# RIP poor little rat :(



## simplysardonic

Like one of the comments says, why are all these pictures of 'mythical' animals so grainy, especially as even the most basic mobile phone camera takes a better picture than that, looks like a normal sized wild rat that's been taken at an exaggerated angle to me
Its sad when people feel the need to glorify killing an animal, regardless of whether it was classed as vermin
Housing worker kills giant rat in New York project | Mail Online


----------



## manic rose

poor rattie. I know it's classed as vermin but like you said there really is no need to celebrate someone killing it like this 

However this bit did make me smile...



> Even the cats are afraid of the rats. They get together and gang up on the cats.'


----------



## Snippet

I know wild rats are pests that need to be controlled, but I think it's sad that some people think 'It's ok, they're vermin so we can torture them'. Some people have no respect for another being's life.


----------



## mrdynamite

That's a big rat!


----------



## Merenwenrago

That is not big they should come and see our cane rats they are huge.

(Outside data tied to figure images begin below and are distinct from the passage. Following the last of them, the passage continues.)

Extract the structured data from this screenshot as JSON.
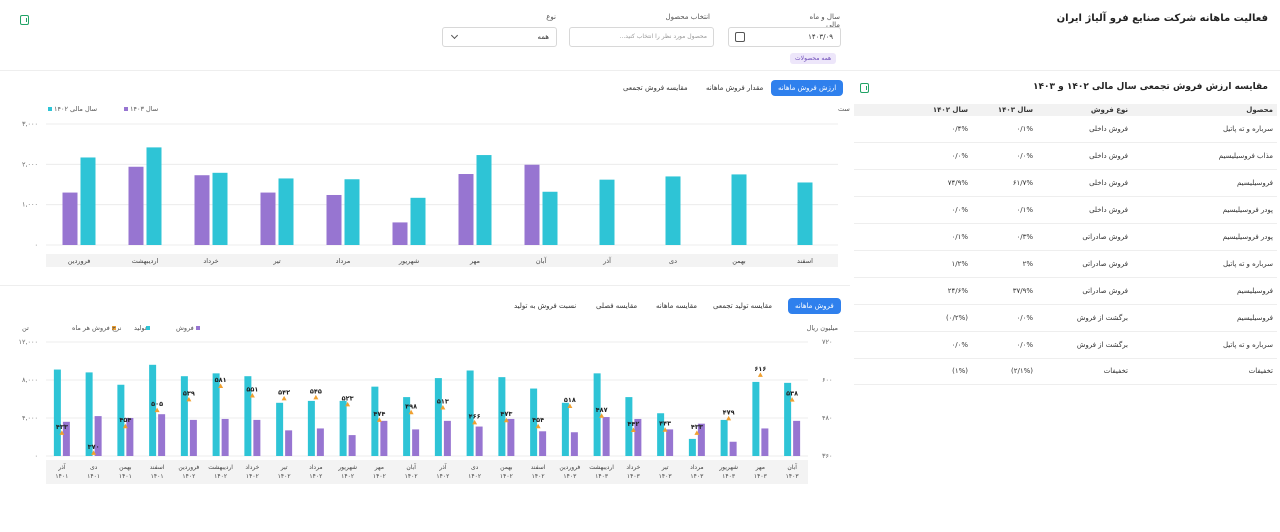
{
  "page": {
    "title": "فعالیت ماهانه شرکت صنایع فرو آلیاژ ایران",
    "filters": {
      "year_month_label": "سال و ماه مالی",
      "year_month_value": "۱۴۰۳/۰۹",
      "product_label": "انتخاب محصول",
      "product_placeholder": "محصول مورد نظر را انتخاب کنید...",
      "type_label": "نوع",
      "type_value": "همه",
      "all_products_chip": "همه محصولات"
    }
  },
  "comparison": {
    "title": "مقایسه ارزش فروش تجمعی سال مالی ۱۴۰۲ و ۱۴۰۳",
    "headers": [
      "محصول",
      "نوع فروش",
      "سال ۱۴۰۳",
      "سال ۱۴۰۲"
    ],
    "rows": [
      [
        "سرباره و ته پاتیل",
        "فروش داخلی",
        "۰/۱%",
        "۰/۴%"
      ],
      [
        "مذاب فروسیلیسیم",
        "فروش داخلی",
        "۰/۰%",
        "۰/۰%"
      ],
      [
        "فروسیلیسیم",
        "فروش داخلی",
        "۶۱/۷%",
        "۷۴/۹%"
      ],
      [
        "پودر فروسیلیسیم",
        "فروش داخلی",
        "۰/۱%",
        "۰/۰%"
      ],
      [
        "پودر فروسیلیسیم",
        "فروش صادراتی",
        "۰/۳%",
        "۰/۱%"
      ],
      [
        "سرباره و ته پاتیل",
        "فروش صادراتی",
        "۲%",
        "۱/۲%"
      ],
      [
        "فروسیلیسیم",
        "فروش صادراتی",
        "۳۷/۹%",
        "۲۴/۶%"
      ],
      [
        "فروسیلیسیم",
        "برگشت از فروش",
        "۰/۰%",
        "(۰/۲%)"
      ],
      [
        "سرباره و ته پاتیل",
        "برگشت از فروش",
        "۰/۰%",
        "۰/۰%"
      ],
      [
        "تخفیفات",
        "تخفیفات",
        "(۲/۱%)",
        "(۱%)"
      ]
    ]
  },
  "top_tabs": [
    "ارزش فروش ماهانه",
    "مقدار فروش ماهانه",
    "مقایسه فروش تجمعی"
  ],
  "bottom_tabs": [
    "فروش ماهانه",
    "مقایسه تولید تجمعی",
    "مقایسه ماهانه",
    "مقایسه فصلی",
    "نسبت فروش به تولید"
  ],
  "icons": [
    "excel-icon",
    "calendar-icon",
    "chevron-down-icon"
  ],
  "colors": {
    "teal": "#2ec4d6",
    "purple": "#9775d1",
    "orange": "#f0a030",
    "accent": "#2f80ed"
  },
  "chart_data": [
    {
      "type": "bar",
      "subtitle": "اعداد بر اساس میلیارد ریال است",
      "categories": [
        "اسفند",
        "بهمن",
        "دی",
        "آذر",
        "آبان",
        "مهر",
        "شهریور",
        "مرداد",
        "تیر",
        "خرداد",
        "اردیبهشت",
        "فروردین"
      ],
      "series": [
        {
          "name": "سال مالی ۱۴۰۲",
          "values": [
            1550,
            1750,
            1700,
            1620,
            1320,
            2230,
            1170,
            1630,
            1650,
            1790,
            2420,
            2170
          ]
        },
        {
          "name": "سال ۱۴۰۳",
          "values": [
            null,
            null,
            null,
            null,
            1990,
            1760,
            560,
            1240,
            1300,
            1730,
            1940,
            1300
          ]
        }
      ],
      "y_ticks": [
        "۰",
        "۱,۰۰۰",
        "۲,۰۰۰",
        "۳,۰۰۰"
      ],
      "ylim": [
        0,
        3000
      ],
      "legend": "top-left"
    },
    {
      "type": "bar",
      "left_unit": "تن",
      "right_unit": "میلیون ریال",
      "categories": [
        [
          "آبان",
          "۱۴۰۳"
        ],
        [
          "مهر",
          "۱۴۰۳"
        ],
        [
          "شهریور",
          "۱۴۰۳"
        ],
        [
          "مرداد",
          "۱۴۰۳"
        ],
        [
          "تیر",
          "۱۴۰۳"
        ],
        [
          "خرداد",
          "۱۴۰۳"
        ],
        [
          "اردیبهشت",
          "۱۴۰۳"
        ],
        [
          "فروردین",
          "۱۴۰۳"
        ],
        [
          "اسفند",
          "۱۴۰۲"
        ],
        [
          "بهمن",
          "۱۴۰۲"
        ],
        [
          "دی",
          "۱۴۰۲"
        ],
        [
          "آذر",
          "۱۴۰۲"
        ],
        [
          "آبان",
          "۱۴۰۲"
        ],
        [
          "مهر",
          "۱۴۰۲"
        ],
        [
          "شهریور",
          "۱۴۰۲"
        ],
        [
          "مرداد",
          "۱۴۰۲"
        ],
        [
          "تیر",
          "۱۴۰۲"
        ],
        [
          "خرداد",
          "۱۴۰۲"
        ],
        [
          "اردیبهشت",
          "۱۴۰۲"
        ],
        [
          "فروردین",
          "۱۴۰۲"
        ],
        [
          "اسفند",
          "۱۴۰۱"
        ],
        [
          "بهمن",
          "۱۴۰۱"
        ],
        [
          "دی",
          "۱۴۰۱"
        ],
        [
          "آذر",
          "۱۴۰۱"
        ]
      ],
      "series": [
        {
          "name": "فروش",
          "values": [
            3700,
            2900,
            1500,
            3400,
            2800,
            3900,
            4100,
            2500,
            2600,
            3900,
            3100,
            3700,
            2800,
            3700,
            2200,
            2900,
            2700,
            3800,
            3900,
            3800,
            4400,
            4000,
            4200,
            3600
          ]
        },
        {
          "name": "تولید",
          "values": [
            7700,
            7800,
            3800,
            1800,
            4500,
            6200,
            8700,
            5600,
            7100,
            8300,
            9000,
            8200,
            6200,
            7300,
            5800,
            5800,
            5600,
            8400,
            8700,
            8400,
            9600,
            7500,
            8800,
            9100
          ]
        },
        {
          "name": "نرخ فروش هر ماه",
          "values": [
            538,
            616,
            479,
            433,
            443,
            442,
            487,
            518,
            454,
            473,
            466,
            513,
            498,
            474,
            523,
            545,
            542,
            551,
            581,
            539,
            505,
            454,
            370,
            433
          ]
        }
      ],
      "point_labels": [
        "۵۳۸",
        "۶۱۶",
        "۴۷۹",
        "۴۳۳",
        "۴۴۳",
        "۴۴۲",
        "۴۸۷",
        "۵۱۸",
        "۴۵۴",
        "۴۷۳",
        "۴۶۶",
        "۵۱۳",
        "۴۹۸",
        "۴۷۴",
        "۵۲۳",
        "۵۴۵",
        "۵۴۲",
        "۵۵۱",
        "۵۸۱",
        "۵۳۹",
        "۵۰۵",
        "۴۵۴",
        "۳۷۰",
        "۴۳۳"
      ],
      "y_left_ticks": [
        "۰",
        "۴,۰۰۰",
        "۸,۰۰۰",
        "۱۲,۰۰۰"
      ],
      "y_right_ticks": [
        "۳۶۰",
        "۴۸۰",
        "۶۰۰",
        "۷۲۰"
      ],
      "ylim_left": [
        0,
        12000
      ],
      "ylim_right": [
        360,
        720
      ],
      "legend": "top-left"
    }
  ]
}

Well RIP cute rat looks way cuter than the one below

This was found in my country









Some get bigger than that. Hopefully I did not give people nightmares.


----------



## Kittenfostermummy

Is it just me or did that first 'big rat' look like a dead chiuahua?? (sp?)


----------



## Merenwenrago

Kittenfostermummy said:


> Is it just me or did that first 'big rat' look like a dead chiuahua?? (sp?)

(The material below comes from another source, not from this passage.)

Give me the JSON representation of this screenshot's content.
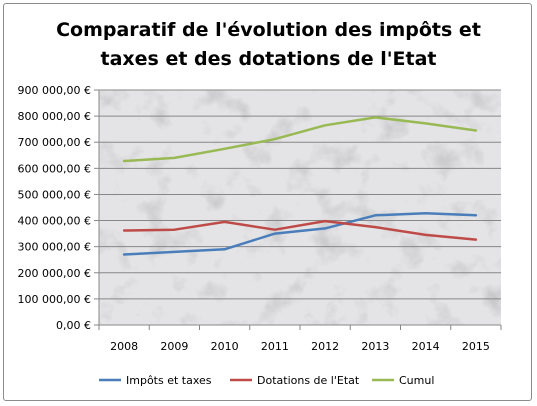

Now that you say that it does look similar


----------



## simplysardonic

Merenwenrago said:


> That is not big they should come and see our cane rats they are huge.
> 
> Well RIP cute rat looks way cuter than the one below
> 
> This was found in my country
> 
> 
> 
> 
> 
> 
> 
> 
> 
> Some get bigger than that. Hopefully I did not give people nightmares.


Now I think he's cute too, but I'm just nuts for rats


----------



## Merenwenrago

simplysardonic said:


> Now I think he's cute too, but I'm just nuts for rats


I only like the small rats


----------



## manic rose

Merenwenrago said:


> That is not big they should come and see our cane rats they are huge.
> 
> Well RIP cute rat looks way cuter than the one below
> 
> This was found in my country
> 
> 
> 
> 
> 
> 
> 
> 
> 
> Some get bigger than that. Hopefully I did not give people nightmares.


ooooh I want one! could take it out for walkies and scare the locals


----------



## bearcub

although it is horrible parading that poor animal like that, I've got to admit whenever I see one of those big rats I feel queezy  can't stand them


----------



## Devil-Dogz

Thats a shame that an animals life was ended in such a way! I quite like rats, but wild rats huge pain in the bum bum


----------